Los Royal Marines emergieron de las gélidas profundidades de un fiordo ártico en un submarino alemán para llevar a cabo una audaz operación de comando como parte de los ensayos de una importante misión de la OTAN. Los comandos salieron a la superficie a unas 200 millas dentro del Círculo Polar Ártico a bordo del submarino de ataque U-35 como parte de Cold Response 26, las mayores maniobras militares de la alianza en la región este año, en las que participan 14 países y más de 25,000 soldados.
Los expertos marines, que forman parte de unidades especializadas diseñadas para llevar a cabo reconocimientos y dirigir el fuego naval desde detrás de las líneas enemigas, se deslizaron silenciosamente en embarcaciones inflables de asalto desde el U-35 para llevar a cabo su misión antes de regresar y desaparecer bajo las olas.
El objetivo de la misión era infiltrarse sin ser vistos y permanecer ocultos mientras reconocían las posiciones «enemigas», solicitando fuego naval de los buques de guerra aliados antes de escapar sigilosamente.
La misión fue llevada a cabo por elementos especializados de la altamente cualificada Fuerza Comando del Reino Unido: el Escuadrón de Vigilancia y Reconocimiento (SRS), la Tropa de Reconocimiento Costero (SRT) y la 148ª Batería de Observación Avanzada del Comando.
El segundo al mando del SRS, cuya identidad no puede revelarse por razones operativas, afirmó: «En el duro e implacable territorio del Ártico, donde predominan las condiciones climáticas extremas y la vigilancia del enemigo, es indispensable la capacidad de introducir de forma encubierta equipos de reconocimiento en tierra mediante lanchas neumáticas de asalto (IRC) lanzadas desde un submarino.
«Proporciona la ventaja sigilosa necesaria para penetrar en zonas prohibidas, negar refugio al enemigo, recopilar información vital sobre amenazas submarinas y litorales y configurar el entorno operativo antes de cualquier escalada.
«Esta capacidad de inserción desde debajo de las olas proporciona una iniciativa crítica a la OTAN en una de las regiones más disputadas estratégicamente del planeta».
El SRS y el SRT están a la vanguardia de los Royal Marines, entrenados para llevar a cabo operaciones por delante de la fuerza aliada principal, realizando incursiones, misiones de reconocimiento y exploración para allanar el camino.

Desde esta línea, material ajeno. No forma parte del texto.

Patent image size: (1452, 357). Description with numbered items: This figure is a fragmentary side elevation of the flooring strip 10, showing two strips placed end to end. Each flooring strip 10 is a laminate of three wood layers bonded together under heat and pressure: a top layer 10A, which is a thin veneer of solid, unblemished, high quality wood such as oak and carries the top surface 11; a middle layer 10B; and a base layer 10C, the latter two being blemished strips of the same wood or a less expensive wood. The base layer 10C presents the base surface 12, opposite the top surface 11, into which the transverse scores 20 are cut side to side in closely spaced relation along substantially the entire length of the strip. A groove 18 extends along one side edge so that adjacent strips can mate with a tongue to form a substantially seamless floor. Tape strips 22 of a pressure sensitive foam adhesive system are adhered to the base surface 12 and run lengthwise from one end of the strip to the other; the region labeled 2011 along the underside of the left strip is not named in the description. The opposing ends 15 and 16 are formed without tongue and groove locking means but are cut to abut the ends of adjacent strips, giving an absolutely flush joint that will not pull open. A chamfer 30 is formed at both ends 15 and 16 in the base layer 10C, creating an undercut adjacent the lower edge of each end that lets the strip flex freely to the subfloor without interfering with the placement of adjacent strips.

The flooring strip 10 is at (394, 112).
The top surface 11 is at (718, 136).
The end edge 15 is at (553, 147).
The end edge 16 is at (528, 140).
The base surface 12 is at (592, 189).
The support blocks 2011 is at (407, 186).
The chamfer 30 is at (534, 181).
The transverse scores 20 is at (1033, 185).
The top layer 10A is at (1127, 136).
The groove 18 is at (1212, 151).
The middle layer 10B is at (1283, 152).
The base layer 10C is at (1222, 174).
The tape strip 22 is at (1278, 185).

Son, en esencia, los ojos y los oídos de la Fuerza Comando.
Por su parte, la 148.ª Batería está especialmente cualificada para solicitar artillería, control de fuego naval y ataques aéreos para apoyar a la Fuerza Comando y a las Fuerzas Especiales del Reino Unido. Son expertos en infiltración encubierta, patrullas tras las líneas enemigas, ocultación, comunicaciones cifradas y evaluación de daños en combate.
Su misión en Noruega les llevó a observar una instalación de radar enemiga y a solicitar destructores de la OTAN para destruirla y dejar al adversario ciego ante las maniobras del grupo de trabajo frente a la costa noruega.
Un jefe de equipo de la batería 148, cuya identidad no puede revelarse por razones operativas, dijo: «Entrenamos regularmente con socios de las Fuerzas de Operaciones Especiales de la OTAN para practicar el apoyo de fuego naval, pero ha sido estupendo volver a obtener la calificación en este método de inserción.
«Series como esta son similares a nuestras raíces históricas que se remontan a las Malvinas, donde la 148 proporcionó fuego naval antes de la reconquista de las islas. Combinar el apoyo de fuego naval con esto es una habilidad clave para respaldar las operaciones en el extremo norte».
Llevar a cabo esta misión a lo largo de la extensa y escarpada costa de Noruega es esencial para que el Reino Unido pueda ejecutar operaciones cruciales para la OTAN en una zona enormemente estratégica del mundo.
Todo ello forma parte de un importante despliegue del Reino Unido en el Círculo Polar Ártico, en el que unos 1500 comandos operan en el norte de Noruega desde enero, preparándose para la Cold Response 26, cuyo objetivo es la defensa del flanco norte de la alianza.